Helena Brázdová, née Franková, was born on 9 May 1937 in Prague, where her mother moved to from the west-Bohemian town of Kynšperk nad Ohří. Her mother was a Jew who married a German from Chodová Planá near Mariánské Lázně. When the first anti-Jewish decrees started being enacted in the Protectorate in 1939, the married couple formally split up. Her father was subsequently reposted to a better position in Germany, and her mother and little Helena remained alone in Prague. They had to move out of the comfortable flat in Vinohrady to a small rented place in Prague-Karlín. On 20 November 1942 Helena Brázdová and her mother were taken by a CC transport from Prague to the ghetto in Terezín. They were accommodated together in the Hamburg Barracks, and later in wooden houses behind the Terezín church. A lack of nutrition caused Helena to contract many illnesses in the ghetto.
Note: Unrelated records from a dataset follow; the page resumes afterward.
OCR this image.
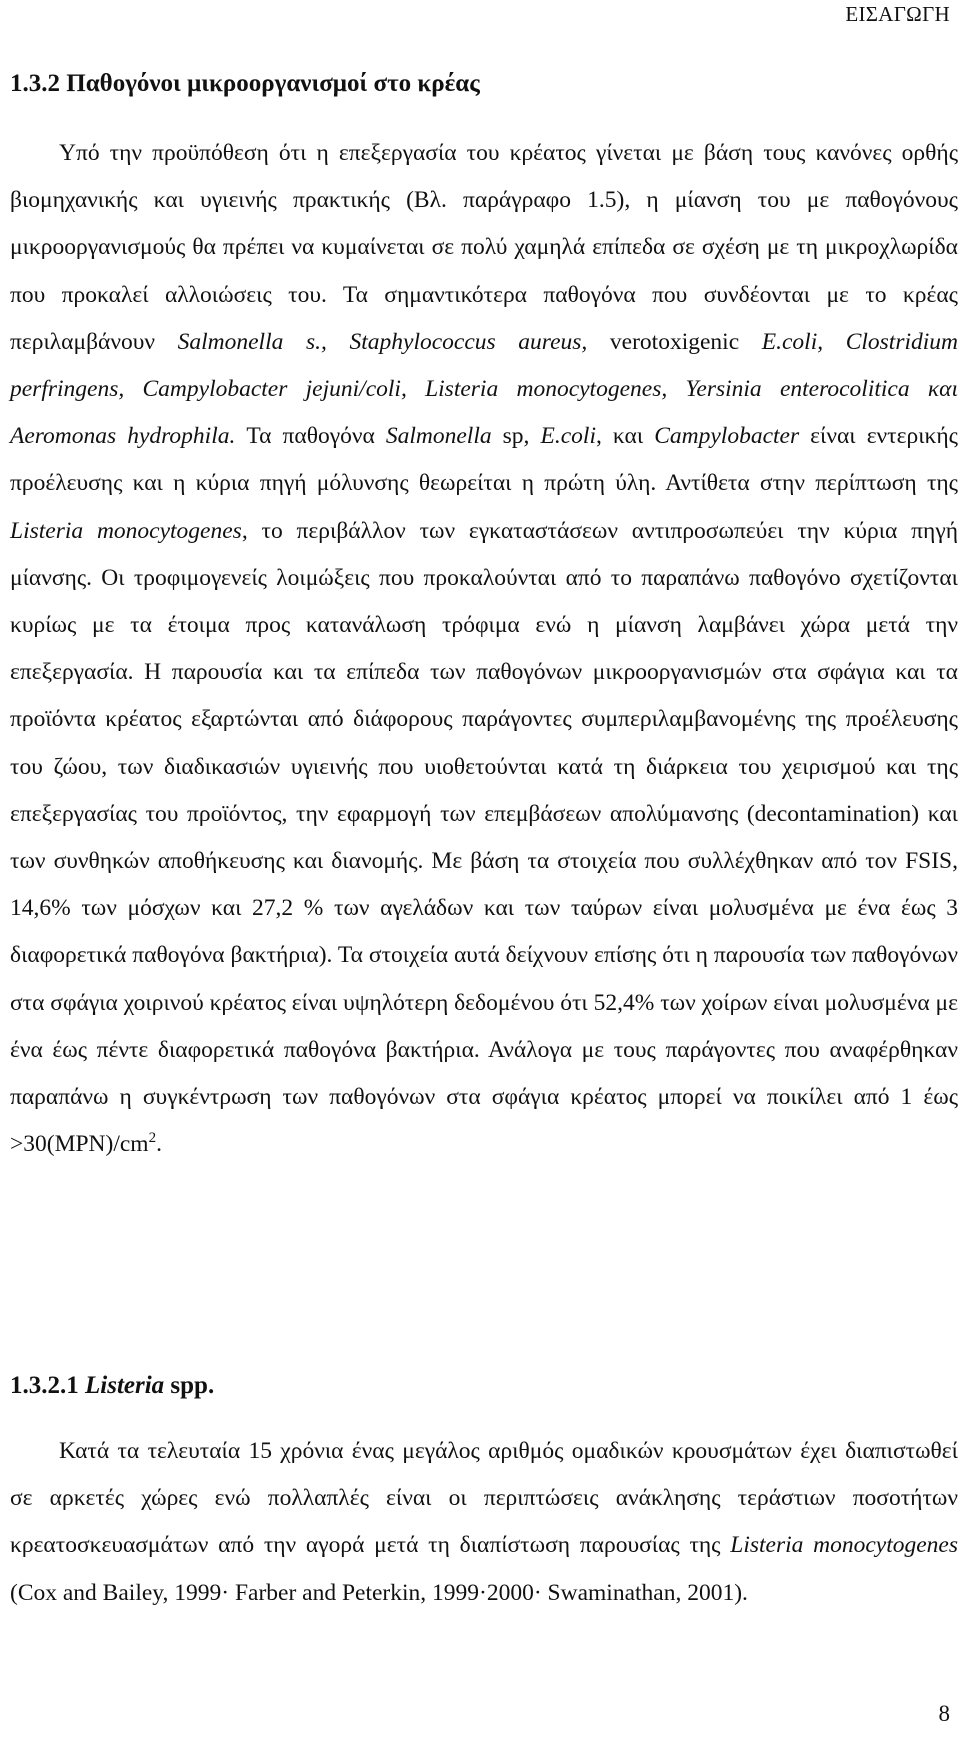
ΕΙΣΑΓΩΓΗ
1.3.2 Παθογόνοι μικροοργανισμοί στο κρέας

Υπό την προϋπόθεση ότι η επεξεργασία του κρέατος γίνεται με βάση τους κανόνες ορθής βιομηχανικής και υγιεινής πρακτικής (Βλ. παράγραφο 1.5), η μίανση του με παθογόνους μικροοργανισμούς θα πρέπει να κυμαίνεται σε πολύ χαμηλά επίπεδα σε σχέση με τη μικροχλωρίδα που προκαλεί αλλοιώσεις του. Τα σημαντικότερα παθογόνα που συνδέονται με το κρέας περιλαμβάνουν Salmonella s., Staphylococcus aureus, verotoxigenic E.coli, Clostridium perfringens, Campylobacter jejuni/coli, Listeria monocytogenes, Yersinia enterocolitica και Aeromonas hydrophila. Τα παθογόνα Salmonella sp, E.coli, και Campylobacter είναι εντερικής προέλευσης και η κύρια πηγή μόλυνσης θεωρείται η πρώτη ύλη. Αντίθετα στην περίπτωση της Listeria monocytogenes, το περιβάλλον των εγκαταστάσεων αντιπροσωπεύει την κύρια πηγή μίανσης. Οι τροφιμογενείς λοιμώξεις που προκαλούνται από το παραπάνω παθογόνο σχετίζονται κυρίως με τα έτοιμα προς κατανάλωση τρόφιμα ενώ η μίανση λαμβάνει χώρα μετά την επεξεργασία. Η παρουσία και τα επίπεδα των παθογόνων μικροοργανισμών στα σφάγια και τα προϊόντα κρέατος εξαρτώνται από διάφορους παράγοντες συμπεριλαμβανομένης της προέλευσης του ζώου, των διαδικασιών υγιεινής που υιοθετούνται κατά τη διάρκεια του χειρισμού και της επεξεργασίας του προϊόντος, την εφαρμογή των επεμβάσεων απολύμανσης (decontamination) και των συνθηκών αποθήκευσης και διανομής. Με βάση τα στοιχεία που συλλέχθηκαν από τον FSIS, 14,6% των μόσχων και 27,2 % των αγελάδων και των ταύρων είναι μολυσμένα με ένα έως 3 διαφορετικά παθογόνα βακτήρια). Τα στοιχεία αυτά δείχνουν επίσης ότι η παρουσία των παθογόνων στα σφάγια χοιρινού κρέατος είναι υψηλότερη δεδομένου ότι 52,4% των χοίρων είναι μολυσμένα με ένα έως πέντε διαφορετικά παθογόνα βακτήρια. Ανάλογα με τους παράγοντες που αναφέρθηκαν παραπάνω η συγκέντρωση των παθογόνων στα σφάγια κρέατος μπορεί να ποικίλει από 1 $έ\omega\varsigma >30(MPN)/cm^2$.

1.3.2.1 Listeria spp.

Κατά τα τελευταία 15 χρόνια ένας μεγάλος αριθμός ομαδικών κρουσμάτων έχει διαπιστωθεί σε αρκετές χώρες ενώ πολλαπλές είναι οι περιπτώσεις ανάκλησης τεράστιων ποσοτήτων κρεατοσκευασμάτων από την αγορά μετά τη διαπίστωση παρουσίας της Listeria monocytogenes (Cox and Bailey, 1999· Farber and Peterkin, 1999·2000· Swaminathan, 2001).

8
Her memories of life in the ghetto include carts filled with naked dead bodies, a constant fear of being transported no one knew where, the harshness of the Nazi prison guards, and impoverished prisoners arriving from death marches. She also remembers a number of cultural events for children, which helped her get through the difficult moments. Helena and her mother were liberated in Terezín in May 1945. They did not want to wait for the transport home, and so they secretly escaped from the ghetto before it was completely closed off because of a typhus epidemic, and they returned to Prague. Of her mother‘s relatives, none returned from the concentration camps. Helena Brázdová and her mother moved to Kynšperk nad Ohří. Until her retirement she worked in the education system. She died on December 10, 2023 in Sokolov.